The pendulum has swung back and forth on discipline in the schools. In Ontario, Mr. McGuinty quickly undid the much-maligned zero-tolerance policies of Mike Harris. The new policies were designed to let no kids fail, no matter how badly they behaved or how late or inadequate their school work. Schools were no longer allowed to suspend or expel students except in the most extreme circumstances. Adult authority, already on the wane, went out the window.

Today, misbehaving students are sent to cool off in "student success" rooms. Instead of being flunked, they're offered "credit recovery," "credit resuscitation" and other remedies designed to create the illusion they've done the work. Because of orders from above, schools now spend far more resources on the bullies than the bullied.

Schools already have policies on bullying. The trouble is, most bullying is subterranean. The last thing kids will do is tell adults about it. Bullying encompasses behaviours that range from beating someone up on the playground to spreading rumours about a person, or not inviting her to your party. Some of the most devastating injuries are inflicted by words, not fists. And one of the gravest wounds of all is simply being shunned.

The schools don't need a law to go after bullies. They don't even need gay-straight alliance clubs, which have now been mandated by the Premier himself. What they need is the authority that's been stripped from them to demand good behaviour and impose consequences on bad behaviour. What they need is close communication with parents who pay attention to their kids. What they need is caring teachers with good antennae.

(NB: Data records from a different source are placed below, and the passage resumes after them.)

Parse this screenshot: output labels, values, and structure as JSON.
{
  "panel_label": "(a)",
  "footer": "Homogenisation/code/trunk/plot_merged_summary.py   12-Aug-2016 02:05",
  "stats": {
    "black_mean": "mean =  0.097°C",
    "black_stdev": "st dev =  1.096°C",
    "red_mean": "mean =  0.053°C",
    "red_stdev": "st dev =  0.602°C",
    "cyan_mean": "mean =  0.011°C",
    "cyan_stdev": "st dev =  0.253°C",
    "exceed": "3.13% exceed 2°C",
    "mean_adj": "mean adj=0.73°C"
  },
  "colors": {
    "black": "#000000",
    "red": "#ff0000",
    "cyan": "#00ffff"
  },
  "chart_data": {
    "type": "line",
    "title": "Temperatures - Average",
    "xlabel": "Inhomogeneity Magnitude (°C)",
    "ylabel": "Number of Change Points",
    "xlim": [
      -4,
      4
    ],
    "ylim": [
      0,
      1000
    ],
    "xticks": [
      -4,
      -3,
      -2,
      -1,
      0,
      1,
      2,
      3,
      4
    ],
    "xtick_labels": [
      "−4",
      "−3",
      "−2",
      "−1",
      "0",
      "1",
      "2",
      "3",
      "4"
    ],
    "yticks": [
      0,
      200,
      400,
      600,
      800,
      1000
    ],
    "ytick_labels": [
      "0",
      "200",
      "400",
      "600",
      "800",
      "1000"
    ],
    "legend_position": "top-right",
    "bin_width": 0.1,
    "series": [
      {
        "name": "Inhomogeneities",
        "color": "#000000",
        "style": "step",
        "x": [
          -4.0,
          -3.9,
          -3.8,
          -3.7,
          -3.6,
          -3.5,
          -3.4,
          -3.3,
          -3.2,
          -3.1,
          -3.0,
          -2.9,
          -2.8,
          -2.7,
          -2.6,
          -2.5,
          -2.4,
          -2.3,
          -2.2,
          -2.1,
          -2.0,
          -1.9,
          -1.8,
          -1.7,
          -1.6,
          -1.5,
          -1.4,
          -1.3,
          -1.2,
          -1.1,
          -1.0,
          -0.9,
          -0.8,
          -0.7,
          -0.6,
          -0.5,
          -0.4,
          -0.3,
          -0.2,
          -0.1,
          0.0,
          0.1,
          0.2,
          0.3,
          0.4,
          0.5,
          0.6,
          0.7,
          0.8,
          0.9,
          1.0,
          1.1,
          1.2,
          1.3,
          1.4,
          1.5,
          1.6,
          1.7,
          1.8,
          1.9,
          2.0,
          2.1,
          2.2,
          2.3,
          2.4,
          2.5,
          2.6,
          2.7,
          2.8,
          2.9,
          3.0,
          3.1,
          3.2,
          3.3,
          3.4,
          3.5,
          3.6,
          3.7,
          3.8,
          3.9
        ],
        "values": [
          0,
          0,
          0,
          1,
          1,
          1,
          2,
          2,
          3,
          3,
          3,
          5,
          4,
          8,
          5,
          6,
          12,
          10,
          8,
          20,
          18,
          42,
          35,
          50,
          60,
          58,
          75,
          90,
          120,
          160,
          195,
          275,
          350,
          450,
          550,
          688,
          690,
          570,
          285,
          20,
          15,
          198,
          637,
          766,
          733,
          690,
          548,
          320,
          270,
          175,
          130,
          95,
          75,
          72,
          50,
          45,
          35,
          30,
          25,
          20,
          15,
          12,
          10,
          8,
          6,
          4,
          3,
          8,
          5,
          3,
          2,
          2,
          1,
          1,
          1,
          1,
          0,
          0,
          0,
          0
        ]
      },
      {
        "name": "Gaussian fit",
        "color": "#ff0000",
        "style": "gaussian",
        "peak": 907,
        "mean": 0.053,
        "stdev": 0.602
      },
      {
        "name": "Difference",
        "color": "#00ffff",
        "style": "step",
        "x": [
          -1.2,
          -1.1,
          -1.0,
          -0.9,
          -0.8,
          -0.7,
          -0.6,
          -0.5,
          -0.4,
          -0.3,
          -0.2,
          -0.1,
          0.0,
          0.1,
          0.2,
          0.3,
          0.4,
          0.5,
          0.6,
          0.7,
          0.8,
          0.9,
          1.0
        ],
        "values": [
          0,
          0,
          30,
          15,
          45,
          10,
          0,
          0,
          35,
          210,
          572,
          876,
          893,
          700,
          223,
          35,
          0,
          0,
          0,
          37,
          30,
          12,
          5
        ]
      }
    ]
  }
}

As one school safety consultant says, "Parents and educators have the most important tools that legislation cannot deliver – education and supervision."

Bullying is a community problem, not a government one. Nonetheless, the politicians can't resist. Law-and-order types like bullying laws because they want harsher discipline for juvenile miscreants. Soft-authoritarian nanny states, such as Ontario, like these laws because they believe they'll improve the general morals of the public. That's why the Liberals spend so much time banning pit bulls and harassing children to bring carrots to school instead of cookies.

I feel sorry for the schools. They've become extensions of the nanny state, burdened with implementing every faddish notion from 100-per-cent injury-free playgrounds to healthy snacks, and a bizarre form of math that won't teach your kid to add or subtract but will ask her to explain how she got the answer. Maybe we should blow up the giant school-board bureaucracies and the ministries of education, give the money to the teachers and let them run the schools again. The kids will have more time for learning stuff, and the teachers will have more freedom to make them behave. Maybe what we really need is a law for that.